The “Amcha” Association in Israel cares for the survivors of the Holocaust who to this day continue to suffer from emotional disturbances due to former persecution. This work is being supported by a contribution of € 70,000 taken from the National Fund.
Natan Kellerman is confronted with the sad reality that “many of our patients are dying on a daily level”. The director and clinical psychologist of the Jewish organization, “Amcha”, administers psycho- and conversational therapy for elderly Holocaust victims in Israel. They continue to suffer still decades later from the aftermath of National Socialism in the form of depression, nightmares, social isolation and family problems.

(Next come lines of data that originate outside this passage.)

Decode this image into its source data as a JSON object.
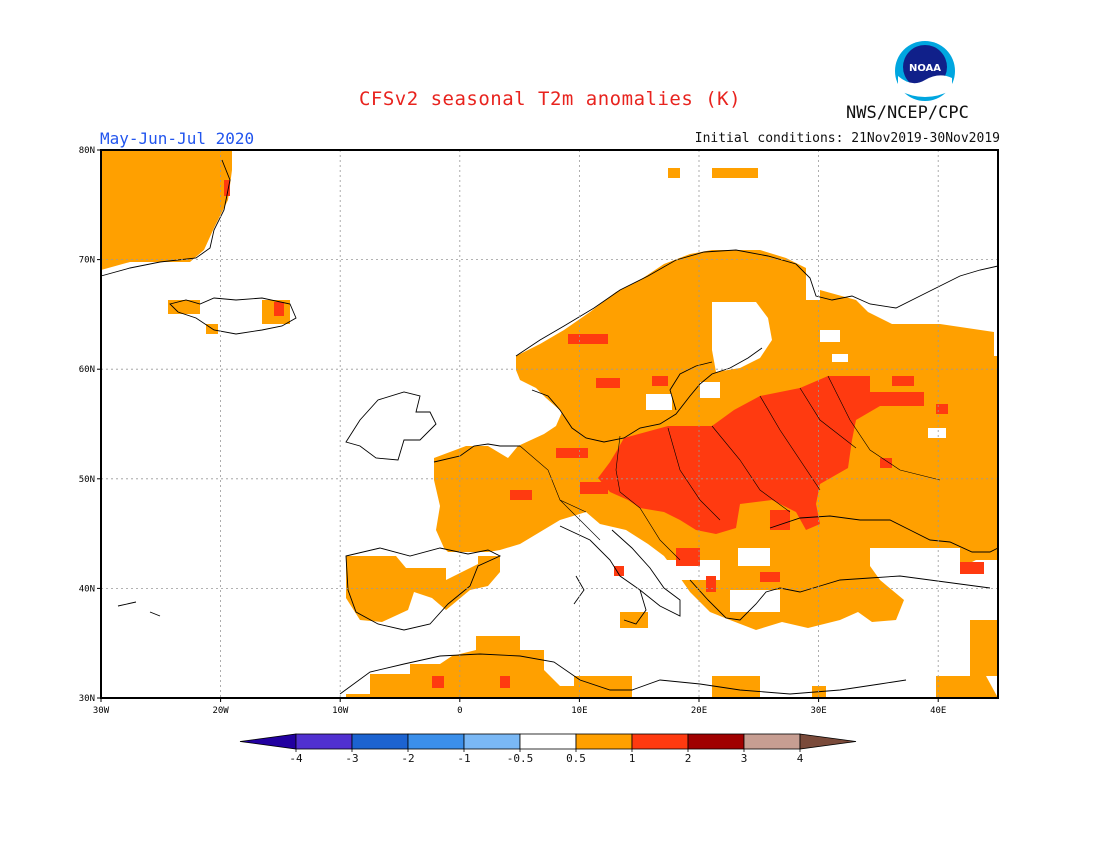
{
  "header": {
    "title": "CFSv2 seasonal T2m anomalies (K)",
    "period": "May-Jun-Jul 2020",
    "initial_conditions": "Initial conditions: 21Nov2019-30Nov2019",
    "agency": "NWS/NCEP/CPC",
    "logo_text": "NOAA"
  },
  "map": {
    "region": "Europe",
    "lon_range": [
      -30,
      45
    ],
    "lat_range": [
      30,
      80
    ],
    "lat_labels": [
      "80N",
      "70N",
      "60N",
      "50N",
      "40N",
      "30N"
    ],
    "lon_labels": [
      "30W",
      "20W",
      "10W",
      "0",
      "10E",
      "20E",
      "30E",
      "40E"
    ]
  },
  "legend": {
    "colors": [
      "#2200a0",
      "#5030d0",
      "#1c63d0",
      "#3b8fea",
      "#7ab8f5",
      "#ffffff",
      "#ffa000",
      "#ff3a10",
      "#a00000",
      "#c79e92",
      "#7a4a3a"
    ],
    "labels": [
      "-4",
      "-3",
      "-2",
      "-1",
      "-0.5",
      "0.5",
      "1",
      "2",
      "3",
      "4"
    ]
  },
  "palette": {
    "land": "#ffffff",
    "anomaly_0_5_to_1": "#ffa000",
    "anomaly_1_to_2": "#ff3a10",
    "coast": "#000000"
  }
}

“These people have failed to be able to return to a ‘normal’ life. Others have never had the time to reflect on what happened, but with old age everything is divulged and comes out”, reports the psychologist from his work with those affected. In view of the imminent danger of war in the Middle East, Natan Kellermann recently has noticed agitation among his patients because repressed memories of earlier times are being aroused. He was, therefore, in Vienna to try to get support for the organization. He, himself, is a son of Jewish Holocaust survivors from Vienna, having grown up in Sweden.
Kellerman estimates that there are about 250,000 survivors of the Holocaust living in Israel, and some 500 of them have sought psychological help during the previous year. Most of them have roots in Austria, Hungary, Poland or Russia.
Since 1988 “Amcha Austria” manages fundraising for social welfare projects in Israel. According to information offered by Karl Semlitsch, Vice President and Military Commander in Vienna, the organization in Austria has succeeded in acquiring up to € 70,000 in contributions or support from the National Fund.
Among other things, it is explicitly stated in the guidelines established by the National Fund in 1995 that such projects designed to offer emotional support and psychotherapy treatment to Holocaust victims are to be supported. Semlitsch believes “reflecting on those who died is important” but one must keep in mind “that for many of the survivors of the Holocaust, this process of working through and accepting what happened is still not over”.